White Denim – Corsicana Lemonade

Put a Dime in Your Pocket, Relax

Hailing from Austin, White Denim have a tough time fitting into one genre. The foursome have the versatility to contain elements of prog-rock, Southern rock, jazz, blues and psychedelic rock into their songs. For their sixth studio album, produced by Wilco’s Jeff Tweedy, White Denim steer closest to Southern rock during the ten tracks on Corsicana Lemonade.

Opener “At Night in Dreams” begins with Austin Jenkins, who only joined in 2010 after four years of the band being a threesome, shredding on guitar with some help from vocalist James Petralli, whose voice is smooth and steady, with only a slight rasp here and there if he gets real loud.

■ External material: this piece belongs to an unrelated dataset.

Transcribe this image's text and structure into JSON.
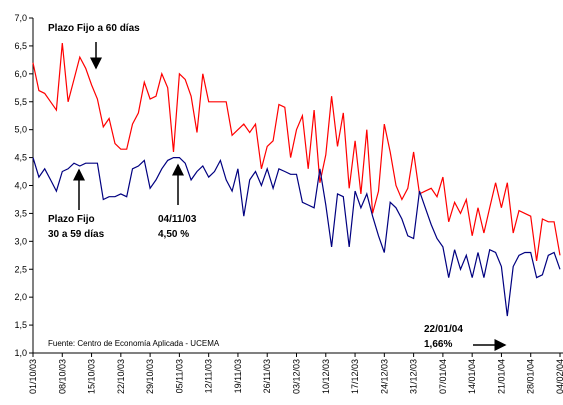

Follow-up title track “Corsicana Lemonade” softens up a bit, but keeps pace. The guitars and Joshua Block on drums are both incredibly concise. The guitars still haven’t gone away for more than a beat at this point, and that’s how it remains throughout the course of the album. Jenkins’ presence is always there, all the way until tracks “Pretty Green” and “Cheer Up / Blues Ending” (which has a great hook) appear at the end of the album, with tasty guitar solos on both of them. And on the instrumental final track “A Place To Start,” Jenkins’ guitar is the last thing you hear.

Whatever kind of rock it is that White Denim create, it sounds good and it feels good. Corsicana Lemonade might not contain any award-winning legacy gems, but it’s a good album no less. White Denim don’t have much to prove to anyone, so it seems, while the album is well-produced and detail-oriented, they’ve taken some of their own advice given on “Cheer Up / Blues Ending”: Put a dime in your pocket, relax.